We’ve long heard that not eating sends your body into starvation mode, leaving your body clinging to every precious calorie in order to make it through the day. For weight loss, that sounds no bueno.
So suddenly, the intermittent fasting bandwagon everyone’s climbing on seems to fly in the face of all our conventional nutritional wisdom. Think breakfast is the most important meal of the day? Think again! Who should we listen to? And what will get us into a new size pair of jeans next month? Read on.
What is Intermittent Fasting?
Intermittent fasting includes various eating schedules that incorporate regular periods of little or no food consumption. That could mean 16:8, fasting for sixteen hours a day and restricting food consumption to eight hours. Or you could try the 5:2 method, eating a regular diet five days out of the week and eating 500 calories on the other two days. There’s also Eat Stop Eat, where you fast for 24 hours once or twice a week.
Is Intermittent Fasting Safe?
In a word, yes. (Though like any diet, you should check with your doctor first.)

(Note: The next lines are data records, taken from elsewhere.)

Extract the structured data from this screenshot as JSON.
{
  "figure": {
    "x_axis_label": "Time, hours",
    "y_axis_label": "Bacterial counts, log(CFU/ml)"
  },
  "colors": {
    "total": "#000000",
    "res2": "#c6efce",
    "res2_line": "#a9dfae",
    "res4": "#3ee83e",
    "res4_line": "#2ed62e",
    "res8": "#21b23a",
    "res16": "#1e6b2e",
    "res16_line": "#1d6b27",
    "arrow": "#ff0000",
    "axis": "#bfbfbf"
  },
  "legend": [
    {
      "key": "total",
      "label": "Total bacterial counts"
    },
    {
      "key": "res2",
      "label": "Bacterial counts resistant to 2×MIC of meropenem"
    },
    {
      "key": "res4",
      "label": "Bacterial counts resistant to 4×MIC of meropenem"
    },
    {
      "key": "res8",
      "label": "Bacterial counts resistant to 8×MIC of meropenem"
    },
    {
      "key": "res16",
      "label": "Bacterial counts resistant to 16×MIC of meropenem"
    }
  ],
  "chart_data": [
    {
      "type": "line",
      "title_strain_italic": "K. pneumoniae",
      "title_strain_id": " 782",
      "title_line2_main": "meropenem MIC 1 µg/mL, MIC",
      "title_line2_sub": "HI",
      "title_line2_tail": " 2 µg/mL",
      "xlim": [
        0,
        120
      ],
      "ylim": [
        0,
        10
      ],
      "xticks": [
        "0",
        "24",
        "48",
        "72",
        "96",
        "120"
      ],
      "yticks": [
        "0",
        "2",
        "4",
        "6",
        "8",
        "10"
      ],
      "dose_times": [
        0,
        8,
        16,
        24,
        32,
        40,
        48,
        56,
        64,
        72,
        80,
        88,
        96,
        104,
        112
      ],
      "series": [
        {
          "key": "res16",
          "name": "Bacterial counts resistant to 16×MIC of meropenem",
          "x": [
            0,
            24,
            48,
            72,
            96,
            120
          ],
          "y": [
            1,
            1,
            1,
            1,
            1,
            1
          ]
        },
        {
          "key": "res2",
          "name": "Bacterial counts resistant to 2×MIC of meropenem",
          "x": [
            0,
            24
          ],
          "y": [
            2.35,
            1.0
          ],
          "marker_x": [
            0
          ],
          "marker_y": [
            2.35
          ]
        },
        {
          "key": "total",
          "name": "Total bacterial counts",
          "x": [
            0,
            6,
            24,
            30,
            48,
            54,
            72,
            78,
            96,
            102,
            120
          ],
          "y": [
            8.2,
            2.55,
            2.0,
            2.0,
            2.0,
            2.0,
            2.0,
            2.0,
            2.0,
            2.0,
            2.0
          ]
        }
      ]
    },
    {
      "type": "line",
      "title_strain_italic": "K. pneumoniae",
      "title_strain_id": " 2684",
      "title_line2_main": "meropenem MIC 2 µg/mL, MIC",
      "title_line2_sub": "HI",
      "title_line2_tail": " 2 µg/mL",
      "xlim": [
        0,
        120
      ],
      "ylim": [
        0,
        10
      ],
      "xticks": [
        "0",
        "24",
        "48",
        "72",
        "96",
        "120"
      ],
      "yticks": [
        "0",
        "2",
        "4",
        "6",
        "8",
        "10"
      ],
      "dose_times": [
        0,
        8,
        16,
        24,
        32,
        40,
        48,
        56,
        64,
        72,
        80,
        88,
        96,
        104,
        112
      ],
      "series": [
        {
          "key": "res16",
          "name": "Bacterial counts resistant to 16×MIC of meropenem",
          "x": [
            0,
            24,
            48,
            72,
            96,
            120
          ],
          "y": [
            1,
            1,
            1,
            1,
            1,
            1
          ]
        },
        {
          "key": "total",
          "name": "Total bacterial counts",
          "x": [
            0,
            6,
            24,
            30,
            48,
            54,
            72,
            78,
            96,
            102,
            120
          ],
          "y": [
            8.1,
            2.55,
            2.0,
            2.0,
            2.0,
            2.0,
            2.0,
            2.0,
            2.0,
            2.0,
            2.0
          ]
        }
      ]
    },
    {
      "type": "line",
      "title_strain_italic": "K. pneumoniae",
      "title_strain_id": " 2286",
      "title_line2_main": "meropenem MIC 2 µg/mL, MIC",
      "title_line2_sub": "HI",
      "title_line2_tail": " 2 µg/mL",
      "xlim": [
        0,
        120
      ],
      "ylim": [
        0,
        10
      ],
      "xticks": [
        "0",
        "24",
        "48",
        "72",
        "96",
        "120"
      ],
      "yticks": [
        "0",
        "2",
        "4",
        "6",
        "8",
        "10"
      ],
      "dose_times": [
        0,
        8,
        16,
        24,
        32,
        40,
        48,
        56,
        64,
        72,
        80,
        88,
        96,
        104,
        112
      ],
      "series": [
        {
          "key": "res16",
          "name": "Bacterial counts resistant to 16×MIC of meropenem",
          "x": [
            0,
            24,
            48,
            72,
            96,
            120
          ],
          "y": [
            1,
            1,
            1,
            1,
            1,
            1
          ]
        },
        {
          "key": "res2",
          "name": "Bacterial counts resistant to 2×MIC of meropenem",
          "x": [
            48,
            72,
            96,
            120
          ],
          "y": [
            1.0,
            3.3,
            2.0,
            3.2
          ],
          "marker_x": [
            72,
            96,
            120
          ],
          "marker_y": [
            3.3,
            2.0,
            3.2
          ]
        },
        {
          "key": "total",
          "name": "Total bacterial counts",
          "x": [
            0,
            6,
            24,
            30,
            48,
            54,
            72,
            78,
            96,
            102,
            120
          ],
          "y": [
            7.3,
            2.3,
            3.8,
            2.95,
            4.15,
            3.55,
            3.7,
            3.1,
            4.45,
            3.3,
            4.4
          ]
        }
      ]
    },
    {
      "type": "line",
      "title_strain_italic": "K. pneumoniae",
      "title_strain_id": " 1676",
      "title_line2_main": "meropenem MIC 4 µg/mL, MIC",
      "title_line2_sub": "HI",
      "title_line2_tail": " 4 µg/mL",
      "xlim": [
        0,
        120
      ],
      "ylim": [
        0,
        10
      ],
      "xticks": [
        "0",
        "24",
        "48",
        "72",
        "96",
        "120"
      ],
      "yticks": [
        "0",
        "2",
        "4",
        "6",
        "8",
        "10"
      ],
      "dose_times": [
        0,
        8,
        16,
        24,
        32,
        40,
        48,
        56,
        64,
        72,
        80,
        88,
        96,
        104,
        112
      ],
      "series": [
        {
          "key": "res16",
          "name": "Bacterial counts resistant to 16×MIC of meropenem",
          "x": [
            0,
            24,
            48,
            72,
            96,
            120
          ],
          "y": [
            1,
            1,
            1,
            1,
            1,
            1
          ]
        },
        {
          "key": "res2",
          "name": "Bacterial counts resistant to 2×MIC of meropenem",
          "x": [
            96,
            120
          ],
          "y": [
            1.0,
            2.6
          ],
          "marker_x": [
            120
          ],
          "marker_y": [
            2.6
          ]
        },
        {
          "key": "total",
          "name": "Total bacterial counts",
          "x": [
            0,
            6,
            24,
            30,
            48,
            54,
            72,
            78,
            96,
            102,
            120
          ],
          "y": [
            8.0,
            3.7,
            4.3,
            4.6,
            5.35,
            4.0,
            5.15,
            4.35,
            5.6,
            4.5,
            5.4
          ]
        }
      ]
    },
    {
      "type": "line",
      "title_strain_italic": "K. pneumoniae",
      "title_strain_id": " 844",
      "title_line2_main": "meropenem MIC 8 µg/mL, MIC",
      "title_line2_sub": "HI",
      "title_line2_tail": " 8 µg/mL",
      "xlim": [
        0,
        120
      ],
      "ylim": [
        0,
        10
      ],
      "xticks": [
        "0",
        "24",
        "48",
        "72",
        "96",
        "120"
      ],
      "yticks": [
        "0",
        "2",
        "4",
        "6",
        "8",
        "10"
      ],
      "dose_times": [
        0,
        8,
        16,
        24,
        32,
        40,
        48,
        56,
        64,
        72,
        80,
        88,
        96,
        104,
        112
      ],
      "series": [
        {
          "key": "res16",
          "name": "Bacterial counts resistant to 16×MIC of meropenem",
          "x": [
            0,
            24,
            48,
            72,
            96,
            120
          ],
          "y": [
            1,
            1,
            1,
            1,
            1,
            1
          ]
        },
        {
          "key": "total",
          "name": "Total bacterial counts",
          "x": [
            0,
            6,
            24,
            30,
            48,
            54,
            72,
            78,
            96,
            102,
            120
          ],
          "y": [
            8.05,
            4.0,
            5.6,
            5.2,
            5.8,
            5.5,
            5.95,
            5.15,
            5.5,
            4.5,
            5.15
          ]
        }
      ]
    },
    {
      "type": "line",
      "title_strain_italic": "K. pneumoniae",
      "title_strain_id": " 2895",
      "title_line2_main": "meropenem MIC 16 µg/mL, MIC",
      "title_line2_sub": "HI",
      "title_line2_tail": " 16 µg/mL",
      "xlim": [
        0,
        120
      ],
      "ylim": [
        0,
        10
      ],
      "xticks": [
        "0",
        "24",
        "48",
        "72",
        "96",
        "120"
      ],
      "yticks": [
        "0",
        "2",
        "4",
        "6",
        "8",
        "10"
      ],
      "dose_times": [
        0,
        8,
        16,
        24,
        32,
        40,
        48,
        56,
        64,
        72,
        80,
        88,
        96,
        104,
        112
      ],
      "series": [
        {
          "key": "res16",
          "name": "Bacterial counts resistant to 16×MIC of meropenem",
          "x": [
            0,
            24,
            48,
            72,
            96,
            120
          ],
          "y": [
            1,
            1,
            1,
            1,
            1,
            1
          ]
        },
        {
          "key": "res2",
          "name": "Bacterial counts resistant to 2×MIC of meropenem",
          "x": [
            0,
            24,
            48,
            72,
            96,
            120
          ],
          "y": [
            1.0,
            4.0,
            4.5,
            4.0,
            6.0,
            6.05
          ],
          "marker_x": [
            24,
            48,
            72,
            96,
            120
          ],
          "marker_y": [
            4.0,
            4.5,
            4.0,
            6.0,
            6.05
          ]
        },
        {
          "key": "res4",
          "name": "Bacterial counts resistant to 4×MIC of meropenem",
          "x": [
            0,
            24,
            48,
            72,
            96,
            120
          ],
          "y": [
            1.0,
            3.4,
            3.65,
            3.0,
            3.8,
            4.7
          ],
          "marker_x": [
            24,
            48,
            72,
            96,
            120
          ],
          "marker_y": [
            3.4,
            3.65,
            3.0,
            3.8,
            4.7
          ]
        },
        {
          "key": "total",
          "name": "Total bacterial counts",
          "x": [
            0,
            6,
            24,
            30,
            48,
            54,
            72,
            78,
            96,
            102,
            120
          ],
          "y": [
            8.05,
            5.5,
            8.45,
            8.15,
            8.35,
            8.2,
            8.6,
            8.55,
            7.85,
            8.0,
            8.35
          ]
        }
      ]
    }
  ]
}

What intermittent fasting is not, for many, is easy. For some, the headaches and “brain fog,” of fasting are one of the biggest deterrents. How are you supposed to crush it at the sales conference if your mind is running on empty? These symptoms will abate, say proponents of the diet.
“It does get easier, honestly,” writes StephB on the 5:2 Fast Diet Forums. “! In the first few weeks I felt incredibly sleepy by mid-afternoon and also found on occasion I could barely string a sentence together (not great when you’re trying to teach a class of 30 teenagers!). Keep persevering, the ‘brain fog’ (brilliant term!) experienced on fast days does subside when you’ve been following the plan for a while.”
It also takes serious discipline to forgo food for long stretches of time, and family life and social engagements can make this even more difficult. On the other hand, some find the appeal in the diet lays in knowing you won’t have to go without cheesecake or martinis forever. The glory of the fast day is the feast day that follows.
“Eating big meals, not counting calories or carbs (or cookies!), and having no restrictions on the foods I ate during my feeding windows was so freeing,” writes Jenny Sugar at PopSugar. “I felt satisfied physically and emotionally, and even though I had specific times to eat and fast, it didn’t feel strict or hard to follow. Fasting for 24 hours also let me know what true hunger felt like, which helped prevent mindless eating on my nonfasting days.”
How Does Intermittent Fasting Work, Like, Scientifically?
When your body doesn’t have a constant energy source from the food you eat, it allows your body to utilize the fat stores it already has, helping you decrease your overall body fat percentage.
“The food we eat is broken down by enzymes in our gut and eventually ends up as molecules in our bloodstream,” writes Monique Tello, MD, MPH on Harvard Medical School’s blog. “Carbohydrates, particularly sugars and refined grains (think white flours and rice), are quickly broken down into sugar, which our cells use for energy. If our cells don’t use it all, we store it in our fat cells as, well, fat. But sugar can only enter our cells with insulin, a hormone made in the pancreas. Insulin brings sugar into the fat cells and keeps it there.”
“Between meals, as long as we don’t snack, our insulin levels will go down and our fat cells can then release their stored sugar, to be used as energy. We lose weight if we let our insulin levels go down. The entire idea of IF is to allow the insulin levels to go down far enough and for long enough that we burn off our fat.”
And while we usually think of “stress” as a bad thing, this kind of stress is good for the body in the same way the “stress” of weight training is. Mark Mattson, chief of the Laboratory of Neurosciences at the National Institute on Aging and a professor of neuroscience at the Johns Hopkins School of Medicine, says intermittent fasting can combat inflammation at the cellular level.
“People undergo a metabolic switch in which the liver’s energy stores are depleted, and so the body’s cells start using fat and ketones for energy,” he told Time. “These cycles of challenge, recovery, challenge, recovery seem to optimize both function and durability of most cell sites.”
Will Intermittent Fasting Help Weight-Loss?
Chances are, yes. In one study reported on WebMD, overweight adults who cut calories by 20% every other day dropped 8% of their body weight within 8 weeks.
Fasting may also usher in a host of other health benefits. “There continues to be good evidence that intermittent fasting is producing weight-loss benefits,” Benjamin Horne, director of cardiovascular and genetic epidemiology at Utah’s non-profit Intermountain Healthcare system told Time. “We also have some evidence that these diets can reduce inflammation, they can reduce blood pressure and resting heart rate, and they seem to have beneficial effects on the cardiovascular system.”
The Takeaway
If you’re kind of an all-or-nothing person, intermittent fasting could help you break through a weight-loss plateau, and it could benefit your long-term health.
“The best medicines are rest and fasting,” said Benjamin Franklin. And if old Ben grants permission to take a nap — and look and feel our best — who are we to argue?